Now that television you will watch next Sunday is not what you think. First of all it's no longer a television, but an entertainment center. You can do everything from shoot photon torpedoes at galactic raiders to interact with some guy who lives in Kuwait. Of course if you do that nowadays your entertainment center will probably also act as a big brother telling someone else that you are conversing with a guy who just may be a danger to everyone in the country, even if he is your brothers-wives-cousins-husband. Not bad for a device that started out as a little black and white light in the corner of a room that most people thought would never replace radio.
Then there is the washer and dryer. They now do everything but tie your shoes as you walk out the door. They can wash and press and tell you when you put in too much soap (I mean they tell you before you see the suds flowing down the stairs). They warn you when they are out of balance or if they are getting too hot. Washing clothes is not what it used to be. I'm sure we all miss washboards and clotheslines a lot.
Stoves are out of vogue. I mean a regular stove. Now you need a double oven, convection machine that costs more than a Corvette so that you can make gourmet dinners at the drop of a hat. Never mind that you can't cook Campbell's soup without burning it and the only setting you know for burner heat to fry eggs is high.
Or you can get a microwave and forget all that other stuff and live off of the heat it provides.
And I don't even want to talk about dishwashers. I did that in a previous column, so let's not get into that again.
No the refrigerator is the one common bond that most of us have with Super Bowl I. In fact they are so reliable, some of you out there may very well have the same machine you had when Green Bay beat Kansas City in Los Angeles for that first title in 1967.
I guess that's what I like about refrigerators. They are good and solid citizens in the world of appliance society. Everything else has gotten lighter and less reliable, but they just keep on getting better.
For instance, it used to be that if someone bought a television, they could plan on watching it for a long time before something went wrong with it. In fact if they bought a new one and gave it to one of their kids years later, that child would often eventually pass it on to someone else before it gave up the ghost. And when they did break you could get them fixed. Not any more.

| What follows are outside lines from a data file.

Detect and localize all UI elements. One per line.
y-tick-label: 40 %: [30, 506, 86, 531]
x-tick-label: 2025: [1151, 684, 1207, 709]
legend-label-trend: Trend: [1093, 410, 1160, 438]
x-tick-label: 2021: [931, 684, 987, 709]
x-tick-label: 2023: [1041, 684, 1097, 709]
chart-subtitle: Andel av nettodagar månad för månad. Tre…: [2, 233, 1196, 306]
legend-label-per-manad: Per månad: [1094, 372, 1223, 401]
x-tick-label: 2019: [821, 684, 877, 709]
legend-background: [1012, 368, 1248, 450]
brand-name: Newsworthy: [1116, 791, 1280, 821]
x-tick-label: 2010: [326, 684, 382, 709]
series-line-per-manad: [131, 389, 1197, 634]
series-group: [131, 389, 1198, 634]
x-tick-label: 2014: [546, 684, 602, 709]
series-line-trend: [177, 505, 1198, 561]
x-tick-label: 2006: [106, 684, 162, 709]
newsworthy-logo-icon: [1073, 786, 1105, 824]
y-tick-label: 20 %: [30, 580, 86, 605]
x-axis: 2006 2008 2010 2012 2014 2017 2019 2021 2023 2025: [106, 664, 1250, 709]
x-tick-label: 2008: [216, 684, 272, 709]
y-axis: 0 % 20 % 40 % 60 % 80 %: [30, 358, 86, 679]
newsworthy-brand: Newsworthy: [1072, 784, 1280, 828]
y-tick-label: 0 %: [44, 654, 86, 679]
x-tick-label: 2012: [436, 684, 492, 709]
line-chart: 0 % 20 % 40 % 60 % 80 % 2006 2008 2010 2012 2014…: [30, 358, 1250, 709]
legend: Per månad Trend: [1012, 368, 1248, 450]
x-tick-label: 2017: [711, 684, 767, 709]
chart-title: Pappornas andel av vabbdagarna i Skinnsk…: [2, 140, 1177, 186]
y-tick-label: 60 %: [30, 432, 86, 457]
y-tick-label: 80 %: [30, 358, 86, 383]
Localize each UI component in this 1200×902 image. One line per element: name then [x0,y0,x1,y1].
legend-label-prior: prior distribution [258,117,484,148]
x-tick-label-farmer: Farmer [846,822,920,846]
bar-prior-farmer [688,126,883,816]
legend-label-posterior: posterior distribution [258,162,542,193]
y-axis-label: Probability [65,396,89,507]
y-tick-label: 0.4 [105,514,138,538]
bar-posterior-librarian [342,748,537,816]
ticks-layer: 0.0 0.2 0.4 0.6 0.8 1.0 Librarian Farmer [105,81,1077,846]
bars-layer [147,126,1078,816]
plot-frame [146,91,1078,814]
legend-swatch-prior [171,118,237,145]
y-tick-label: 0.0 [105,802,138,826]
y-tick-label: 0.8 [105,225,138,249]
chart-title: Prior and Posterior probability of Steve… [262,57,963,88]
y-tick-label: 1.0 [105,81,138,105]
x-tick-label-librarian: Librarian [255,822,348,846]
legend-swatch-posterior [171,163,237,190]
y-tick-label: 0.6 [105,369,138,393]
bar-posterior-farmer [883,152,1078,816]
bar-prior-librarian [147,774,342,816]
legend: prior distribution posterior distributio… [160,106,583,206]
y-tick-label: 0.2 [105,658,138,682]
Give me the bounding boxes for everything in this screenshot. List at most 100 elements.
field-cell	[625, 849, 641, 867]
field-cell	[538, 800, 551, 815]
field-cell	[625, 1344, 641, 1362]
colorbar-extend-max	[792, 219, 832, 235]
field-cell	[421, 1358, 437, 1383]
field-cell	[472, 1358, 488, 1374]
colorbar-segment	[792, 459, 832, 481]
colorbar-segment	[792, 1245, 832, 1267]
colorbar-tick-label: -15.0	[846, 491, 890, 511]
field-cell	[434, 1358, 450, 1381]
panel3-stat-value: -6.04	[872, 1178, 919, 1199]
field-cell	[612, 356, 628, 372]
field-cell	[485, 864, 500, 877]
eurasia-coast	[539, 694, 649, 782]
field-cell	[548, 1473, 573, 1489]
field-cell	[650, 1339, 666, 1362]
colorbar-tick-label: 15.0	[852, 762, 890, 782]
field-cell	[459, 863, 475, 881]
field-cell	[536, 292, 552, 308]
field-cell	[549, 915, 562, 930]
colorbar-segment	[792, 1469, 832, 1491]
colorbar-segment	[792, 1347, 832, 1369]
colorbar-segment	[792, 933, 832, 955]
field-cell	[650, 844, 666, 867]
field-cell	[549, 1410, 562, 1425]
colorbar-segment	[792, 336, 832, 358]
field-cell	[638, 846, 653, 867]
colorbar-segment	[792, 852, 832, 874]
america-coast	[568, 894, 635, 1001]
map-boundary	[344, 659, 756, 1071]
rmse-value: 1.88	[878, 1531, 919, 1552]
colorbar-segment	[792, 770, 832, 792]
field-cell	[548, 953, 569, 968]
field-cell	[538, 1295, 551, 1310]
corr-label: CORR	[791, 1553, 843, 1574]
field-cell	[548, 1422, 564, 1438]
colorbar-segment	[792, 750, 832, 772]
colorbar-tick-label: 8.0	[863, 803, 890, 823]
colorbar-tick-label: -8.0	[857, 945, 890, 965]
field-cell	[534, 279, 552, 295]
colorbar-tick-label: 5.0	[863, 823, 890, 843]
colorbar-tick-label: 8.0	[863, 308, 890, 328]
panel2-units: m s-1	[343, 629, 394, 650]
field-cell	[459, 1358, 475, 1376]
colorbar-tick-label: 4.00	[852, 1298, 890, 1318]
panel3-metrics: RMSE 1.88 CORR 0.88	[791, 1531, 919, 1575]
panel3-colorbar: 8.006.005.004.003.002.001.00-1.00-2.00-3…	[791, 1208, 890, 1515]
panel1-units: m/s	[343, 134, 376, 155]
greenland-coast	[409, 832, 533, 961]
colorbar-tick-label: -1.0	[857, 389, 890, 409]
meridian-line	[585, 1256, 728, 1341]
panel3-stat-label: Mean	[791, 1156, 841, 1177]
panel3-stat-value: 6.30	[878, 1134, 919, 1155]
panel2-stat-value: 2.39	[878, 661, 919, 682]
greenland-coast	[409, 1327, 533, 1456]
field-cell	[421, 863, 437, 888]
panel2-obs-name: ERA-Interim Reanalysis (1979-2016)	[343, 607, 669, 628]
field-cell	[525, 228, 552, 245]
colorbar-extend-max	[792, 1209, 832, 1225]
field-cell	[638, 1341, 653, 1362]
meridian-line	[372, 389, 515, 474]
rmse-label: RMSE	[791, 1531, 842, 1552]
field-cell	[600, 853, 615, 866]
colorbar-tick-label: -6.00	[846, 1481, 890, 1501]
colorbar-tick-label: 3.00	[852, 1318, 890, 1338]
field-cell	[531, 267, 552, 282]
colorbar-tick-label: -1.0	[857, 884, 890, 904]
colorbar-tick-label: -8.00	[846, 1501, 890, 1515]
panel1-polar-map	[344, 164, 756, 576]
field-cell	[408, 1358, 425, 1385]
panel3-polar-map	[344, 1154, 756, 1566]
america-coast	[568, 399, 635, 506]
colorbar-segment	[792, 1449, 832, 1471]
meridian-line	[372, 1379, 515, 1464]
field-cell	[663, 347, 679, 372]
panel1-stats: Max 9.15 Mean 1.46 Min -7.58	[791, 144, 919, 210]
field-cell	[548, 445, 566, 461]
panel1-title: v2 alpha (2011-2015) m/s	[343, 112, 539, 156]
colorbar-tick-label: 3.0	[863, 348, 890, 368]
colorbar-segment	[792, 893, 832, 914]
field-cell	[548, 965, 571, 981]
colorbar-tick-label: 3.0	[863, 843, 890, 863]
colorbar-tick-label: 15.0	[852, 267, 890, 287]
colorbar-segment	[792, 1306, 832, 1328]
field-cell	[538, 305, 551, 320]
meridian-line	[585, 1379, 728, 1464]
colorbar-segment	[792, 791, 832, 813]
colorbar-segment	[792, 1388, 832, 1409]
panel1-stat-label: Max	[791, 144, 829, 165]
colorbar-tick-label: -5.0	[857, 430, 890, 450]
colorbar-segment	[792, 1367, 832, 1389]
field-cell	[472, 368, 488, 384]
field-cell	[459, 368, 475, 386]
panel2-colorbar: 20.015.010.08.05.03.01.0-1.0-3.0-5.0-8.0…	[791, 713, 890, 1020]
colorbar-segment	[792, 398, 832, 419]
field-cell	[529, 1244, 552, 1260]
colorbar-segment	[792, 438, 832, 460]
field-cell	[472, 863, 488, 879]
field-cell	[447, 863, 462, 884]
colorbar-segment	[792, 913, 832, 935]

A few years ago I bought a new 25 inch television with a years guarantee. A year guarantee on an electronic appliance used to mean you could count on it for years of reliable service. Now you know what it means? You might get one year and two days out of it.
But not refrigerators. Even cheap ones operate for years, even if they are abused.
But I think refrigerators are neat because they are mysterious. The make strange sounds, especially when they get old. The ice chunking off in the auto ice compartment sounds like something out of a Vincent Price movie. And just think of the exotic dishes they have held over the years. Of course some of those exotic dishes have turned into petrified remains that could be displayed at the CEU museum when left too long.
Part of that mystery is cleaning them. On second thought I guess that part doesn't fit into the mysterious category section to well, except to take a guess what will remove the stains that Uncle Harry's special spaghetti sauce made when your dog Masher got into it one night in 1982.
We won't even get into the refrigerator we all have at work.
So enjoy your fridge and make it your Super Bowl pal. It may very well be around to see future games you won't be around to cheer about.